Several groups are actively pursuing reanalysis development at the global scale, and many of these have produced several generations of reanalyses products (Box 2.3, Table 1). Since the first generation of reanalyses produced in the 1990s, substantial development has taken place. The NASA Modern-Era Retrospective Analysis for Research and Applications (MERRA) and ERA-Interim reanalyses show improved tropical precipitation and hence better represent the global hydrological cycle (Dee et al., 2011b). The NCEP/CFSR reanalysis uses a coupled ocean–atmosphere–land-sea–ice model (Saha et al., 2010).
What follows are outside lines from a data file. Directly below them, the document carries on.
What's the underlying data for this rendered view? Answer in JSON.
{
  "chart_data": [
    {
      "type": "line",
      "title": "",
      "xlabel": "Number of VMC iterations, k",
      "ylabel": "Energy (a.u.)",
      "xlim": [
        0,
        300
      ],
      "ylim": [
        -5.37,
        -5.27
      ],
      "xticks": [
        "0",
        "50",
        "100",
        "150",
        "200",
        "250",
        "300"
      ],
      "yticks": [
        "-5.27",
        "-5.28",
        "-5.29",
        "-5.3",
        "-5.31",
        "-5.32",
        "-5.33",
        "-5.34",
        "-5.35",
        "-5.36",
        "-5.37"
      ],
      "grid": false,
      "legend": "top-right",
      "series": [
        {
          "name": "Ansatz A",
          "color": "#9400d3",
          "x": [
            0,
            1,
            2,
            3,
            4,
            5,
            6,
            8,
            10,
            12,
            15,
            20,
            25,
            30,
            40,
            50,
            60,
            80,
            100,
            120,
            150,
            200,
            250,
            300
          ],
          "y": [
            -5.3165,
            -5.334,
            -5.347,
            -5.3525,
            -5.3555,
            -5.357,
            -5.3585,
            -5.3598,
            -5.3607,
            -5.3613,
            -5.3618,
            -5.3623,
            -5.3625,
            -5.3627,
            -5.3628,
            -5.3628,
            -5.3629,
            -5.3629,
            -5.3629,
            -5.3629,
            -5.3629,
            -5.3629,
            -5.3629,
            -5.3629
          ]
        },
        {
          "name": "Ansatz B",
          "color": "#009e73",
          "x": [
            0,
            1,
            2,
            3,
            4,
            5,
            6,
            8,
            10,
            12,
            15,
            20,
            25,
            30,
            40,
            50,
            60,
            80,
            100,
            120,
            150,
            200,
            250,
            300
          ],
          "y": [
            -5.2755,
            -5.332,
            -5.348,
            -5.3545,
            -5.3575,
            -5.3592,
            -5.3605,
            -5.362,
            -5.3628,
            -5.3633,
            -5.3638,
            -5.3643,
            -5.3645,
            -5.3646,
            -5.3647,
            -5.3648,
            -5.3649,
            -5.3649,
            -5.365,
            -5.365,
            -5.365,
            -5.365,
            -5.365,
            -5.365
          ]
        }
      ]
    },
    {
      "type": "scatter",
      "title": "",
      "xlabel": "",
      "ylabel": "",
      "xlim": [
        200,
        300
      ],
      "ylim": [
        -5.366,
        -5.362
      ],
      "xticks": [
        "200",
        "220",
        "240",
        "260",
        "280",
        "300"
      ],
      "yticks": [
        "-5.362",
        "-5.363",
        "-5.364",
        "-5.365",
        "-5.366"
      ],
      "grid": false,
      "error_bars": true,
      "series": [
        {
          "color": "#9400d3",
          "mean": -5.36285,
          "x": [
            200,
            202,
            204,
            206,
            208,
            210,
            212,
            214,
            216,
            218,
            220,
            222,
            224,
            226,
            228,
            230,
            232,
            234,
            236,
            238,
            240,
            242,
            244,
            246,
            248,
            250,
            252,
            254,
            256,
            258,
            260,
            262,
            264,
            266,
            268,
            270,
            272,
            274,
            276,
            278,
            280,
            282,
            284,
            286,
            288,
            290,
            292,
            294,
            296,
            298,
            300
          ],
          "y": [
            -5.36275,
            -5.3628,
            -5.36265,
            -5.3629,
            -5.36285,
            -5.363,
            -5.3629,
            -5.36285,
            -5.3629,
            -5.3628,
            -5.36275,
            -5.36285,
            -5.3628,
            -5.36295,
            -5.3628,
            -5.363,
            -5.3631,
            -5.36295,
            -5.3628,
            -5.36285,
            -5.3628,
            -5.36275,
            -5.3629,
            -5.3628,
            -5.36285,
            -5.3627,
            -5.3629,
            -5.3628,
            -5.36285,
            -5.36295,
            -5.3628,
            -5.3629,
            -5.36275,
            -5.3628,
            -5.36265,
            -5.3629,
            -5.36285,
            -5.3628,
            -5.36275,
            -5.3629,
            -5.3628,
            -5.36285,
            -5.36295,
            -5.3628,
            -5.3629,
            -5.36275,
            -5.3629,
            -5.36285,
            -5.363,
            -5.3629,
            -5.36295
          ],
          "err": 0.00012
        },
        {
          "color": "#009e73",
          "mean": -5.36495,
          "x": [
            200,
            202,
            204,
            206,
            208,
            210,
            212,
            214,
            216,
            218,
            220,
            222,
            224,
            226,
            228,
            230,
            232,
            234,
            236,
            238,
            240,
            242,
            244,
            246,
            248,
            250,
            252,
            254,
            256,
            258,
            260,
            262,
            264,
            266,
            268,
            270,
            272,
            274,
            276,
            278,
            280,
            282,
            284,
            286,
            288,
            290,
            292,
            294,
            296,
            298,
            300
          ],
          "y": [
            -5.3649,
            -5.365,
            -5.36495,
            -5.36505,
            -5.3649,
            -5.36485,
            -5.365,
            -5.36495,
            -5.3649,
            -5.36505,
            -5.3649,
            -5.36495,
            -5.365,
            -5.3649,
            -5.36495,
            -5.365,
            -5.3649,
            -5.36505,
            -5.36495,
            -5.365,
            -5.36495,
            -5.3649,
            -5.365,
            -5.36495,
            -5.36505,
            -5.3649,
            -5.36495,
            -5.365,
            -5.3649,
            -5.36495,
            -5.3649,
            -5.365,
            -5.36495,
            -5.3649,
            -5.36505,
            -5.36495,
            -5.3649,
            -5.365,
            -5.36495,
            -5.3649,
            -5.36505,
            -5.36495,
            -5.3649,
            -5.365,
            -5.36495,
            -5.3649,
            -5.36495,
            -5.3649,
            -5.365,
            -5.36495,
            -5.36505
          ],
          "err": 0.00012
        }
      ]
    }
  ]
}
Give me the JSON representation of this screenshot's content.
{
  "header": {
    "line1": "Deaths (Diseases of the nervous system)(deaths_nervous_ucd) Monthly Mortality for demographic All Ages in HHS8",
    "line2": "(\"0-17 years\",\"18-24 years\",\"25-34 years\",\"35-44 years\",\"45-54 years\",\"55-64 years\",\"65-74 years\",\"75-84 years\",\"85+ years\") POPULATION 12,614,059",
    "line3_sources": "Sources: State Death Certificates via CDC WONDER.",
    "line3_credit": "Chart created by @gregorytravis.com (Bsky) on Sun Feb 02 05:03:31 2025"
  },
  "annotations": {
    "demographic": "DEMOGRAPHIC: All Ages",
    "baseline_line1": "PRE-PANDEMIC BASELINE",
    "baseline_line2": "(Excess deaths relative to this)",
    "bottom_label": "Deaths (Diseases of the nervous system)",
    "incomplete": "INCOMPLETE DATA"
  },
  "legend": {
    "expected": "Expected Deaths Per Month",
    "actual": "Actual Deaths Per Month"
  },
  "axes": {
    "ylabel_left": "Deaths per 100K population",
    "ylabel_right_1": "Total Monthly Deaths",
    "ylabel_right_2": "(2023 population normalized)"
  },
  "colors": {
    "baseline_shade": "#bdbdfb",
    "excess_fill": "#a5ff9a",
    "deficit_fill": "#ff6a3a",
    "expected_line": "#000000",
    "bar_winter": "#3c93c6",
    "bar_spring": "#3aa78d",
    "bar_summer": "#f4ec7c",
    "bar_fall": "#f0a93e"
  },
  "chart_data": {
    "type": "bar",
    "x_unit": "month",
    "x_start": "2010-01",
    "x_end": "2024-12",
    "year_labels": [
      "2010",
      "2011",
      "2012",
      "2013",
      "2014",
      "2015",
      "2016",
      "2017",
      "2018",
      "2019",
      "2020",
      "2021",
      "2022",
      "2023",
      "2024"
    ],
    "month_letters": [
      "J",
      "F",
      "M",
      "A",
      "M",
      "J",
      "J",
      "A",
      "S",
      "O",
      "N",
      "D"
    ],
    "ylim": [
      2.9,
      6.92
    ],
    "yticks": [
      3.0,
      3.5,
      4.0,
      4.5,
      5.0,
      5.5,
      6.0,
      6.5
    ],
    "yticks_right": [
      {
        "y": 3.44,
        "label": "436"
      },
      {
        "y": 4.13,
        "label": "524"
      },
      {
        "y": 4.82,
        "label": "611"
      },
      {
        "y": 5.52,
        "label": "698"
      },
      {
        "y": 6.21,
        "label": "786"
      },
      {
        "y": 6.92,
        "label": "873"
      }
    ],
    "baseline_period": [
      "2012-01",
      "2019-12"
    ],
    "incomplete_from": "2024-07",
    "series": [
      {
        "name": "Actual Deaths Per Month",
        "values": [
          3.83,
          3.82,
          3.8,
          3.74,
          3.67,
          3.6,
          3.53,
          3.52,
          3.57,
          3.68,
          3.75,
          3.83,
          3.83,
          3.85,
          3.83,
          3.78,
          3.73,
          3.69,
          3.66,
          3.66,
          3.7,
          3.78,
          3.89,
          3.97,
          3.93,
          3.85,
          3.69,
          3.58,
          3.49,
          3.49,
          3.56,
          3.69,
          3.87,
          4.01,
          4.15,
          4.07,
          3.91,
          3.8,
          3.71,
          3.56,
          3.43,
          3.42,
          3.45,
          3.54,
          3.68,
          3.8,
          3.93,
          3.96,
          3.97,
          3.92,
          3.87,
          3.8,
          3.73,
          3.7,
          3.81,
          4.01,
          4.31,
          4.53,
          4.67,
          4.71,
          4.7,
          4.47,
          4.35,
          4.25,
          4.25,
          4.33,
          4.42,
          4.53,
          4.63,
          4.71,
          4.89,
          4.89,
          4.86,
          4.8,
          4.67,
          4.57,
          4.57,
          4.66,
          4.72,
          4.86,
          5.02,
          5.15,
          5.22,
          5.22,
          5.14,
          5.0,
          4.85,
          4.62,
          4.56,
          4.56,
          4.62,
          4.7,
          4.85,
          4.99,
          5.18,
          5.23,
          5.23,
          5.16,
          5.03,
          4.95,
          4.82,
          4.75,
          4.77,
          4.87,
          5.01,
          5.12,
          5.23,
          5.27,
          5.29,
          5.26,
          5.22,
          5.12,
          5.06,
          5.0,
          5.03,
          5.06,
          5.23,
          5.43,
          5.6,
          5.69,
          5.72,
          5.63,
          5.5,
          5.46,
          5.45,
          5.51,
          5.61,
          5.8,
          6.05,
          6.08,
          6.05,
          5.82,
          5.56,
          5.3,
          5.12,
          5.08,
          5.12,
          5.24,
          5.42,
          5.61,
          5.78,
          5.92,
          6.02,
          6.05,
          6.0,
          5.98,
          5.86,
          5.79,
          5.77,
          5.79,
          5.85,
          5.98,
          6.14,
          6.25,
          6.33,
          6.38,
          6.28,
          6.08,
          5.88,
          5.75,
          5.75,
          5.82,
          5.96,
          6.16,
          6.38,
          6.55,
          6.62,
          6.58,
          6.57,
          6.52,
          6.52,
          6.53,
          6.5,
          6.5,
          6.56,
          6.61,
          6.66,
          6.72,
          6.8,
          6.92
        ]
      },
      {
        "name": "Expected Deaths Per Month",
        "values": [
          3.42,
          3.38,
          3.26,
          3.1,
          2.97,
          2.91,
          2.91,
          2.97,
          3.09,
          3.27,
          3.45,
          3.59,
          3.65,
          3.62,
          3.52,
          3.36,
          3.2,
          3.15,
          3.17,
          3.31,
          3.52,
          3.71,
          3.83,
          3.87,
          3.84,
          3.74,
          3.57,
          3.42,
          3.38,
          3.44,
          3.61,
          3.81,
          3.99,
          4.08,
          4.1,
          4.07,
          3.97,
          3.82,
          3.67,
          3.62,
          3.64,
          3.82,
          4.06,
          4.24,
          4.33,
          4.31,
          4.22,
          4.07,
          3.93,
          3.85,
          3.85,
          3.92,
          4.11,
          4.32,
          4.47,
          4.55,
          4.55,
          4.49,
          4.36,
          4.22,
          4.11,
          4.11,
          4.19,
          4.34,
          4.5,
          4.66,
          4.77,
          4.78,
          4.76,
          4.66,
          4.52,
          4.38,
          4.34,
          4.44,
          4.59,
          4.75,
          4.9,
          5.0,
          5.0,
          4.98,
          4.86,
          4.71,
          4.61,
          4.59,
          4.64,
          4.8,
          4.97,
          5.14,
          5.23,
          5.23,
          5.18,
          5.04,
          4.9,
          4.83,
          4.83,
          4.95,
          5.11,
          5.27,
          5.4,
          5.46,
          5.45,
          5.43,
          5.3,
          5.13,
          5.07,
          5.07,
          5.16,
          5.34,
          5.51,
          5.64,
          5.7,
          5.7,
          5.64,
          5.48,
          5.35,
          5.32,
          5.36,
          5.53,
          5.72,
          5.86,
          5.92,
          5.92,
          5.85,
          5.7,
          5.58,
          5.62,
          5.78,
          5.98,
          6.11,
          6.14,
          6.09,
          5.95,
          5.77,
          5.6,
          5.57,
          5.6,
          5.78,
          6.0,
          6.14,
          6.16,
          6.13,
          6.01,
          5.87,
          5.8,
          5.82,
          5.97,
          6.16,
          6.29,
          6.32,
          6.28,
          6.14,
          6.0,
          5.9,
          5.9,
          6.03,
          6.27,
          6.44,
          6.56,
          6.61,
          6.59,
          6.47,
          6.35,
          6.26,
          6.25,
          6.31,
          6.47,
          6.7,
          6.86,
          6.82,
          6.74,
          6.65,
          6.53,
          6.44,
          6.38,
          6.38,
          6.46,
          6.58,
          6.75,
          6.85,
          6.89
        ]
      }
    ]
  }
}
The 20th Century Reanalyses (20CR, Compo et al., 2011) is a 56-member ensemble and covers 140 years by assimilating only surface and sea level pressure (SLP) information. This variety of groups and approaches provides some indication of the robustness of reanalyses when compared. In addition to the global reanalyses, several regional reanalyses exist or are currently being produced.

Reanalyses products provide invaluable information on time scales ranging from daily to interannual variability. However, they may often be unable to characterize long-term trends (Trenberth et al., 2011). Although reanalyses projects by definition use a ‘frozen’ assimilation system, there are many other sources of potential errors. In addition to model biases, changes in the observational systems (e.g., coverage, introduction of satellite data) and time-dependent errors in the underlying observations or in the boundary conditions lead to step changes in time, even in latest generation reanalyses (Bosilovich et al., 2011).

Errors of this sort were ubiquitous in early generation reanalyses and rendered them of limited value for trend characterization (Thorne and Vose, 2010). Subsequent products have improved and uncertainties are better understood (Dee et al., 2011a), but artefacts are still present. As a consequence, trend adequacy depends on the variable under consideration, the time period and the region of interest. For example, surface air temperature and humidity trends over land in the ERA-Interim reanalysis compare well with observations (Simmons et al., 2010), but polar tropospheric temperature trends in ERA-40 disagree with trends derived from radiosonde and satellite observations (Bitz and Fu, 2008; Grant et al., 2008; Graversen et al., 2008; Thorne, 2008; Screen and Simmonds, 2011) owing to problems that were resolved in ERA-Interim (Dee et al., 2011a).

Studies based on reanalyses are used cautiously in AR5 and known inadequacies are pointed out and referenced. Later generation reanalyses are preferred where possible; however, literature based on these new products is still sparse.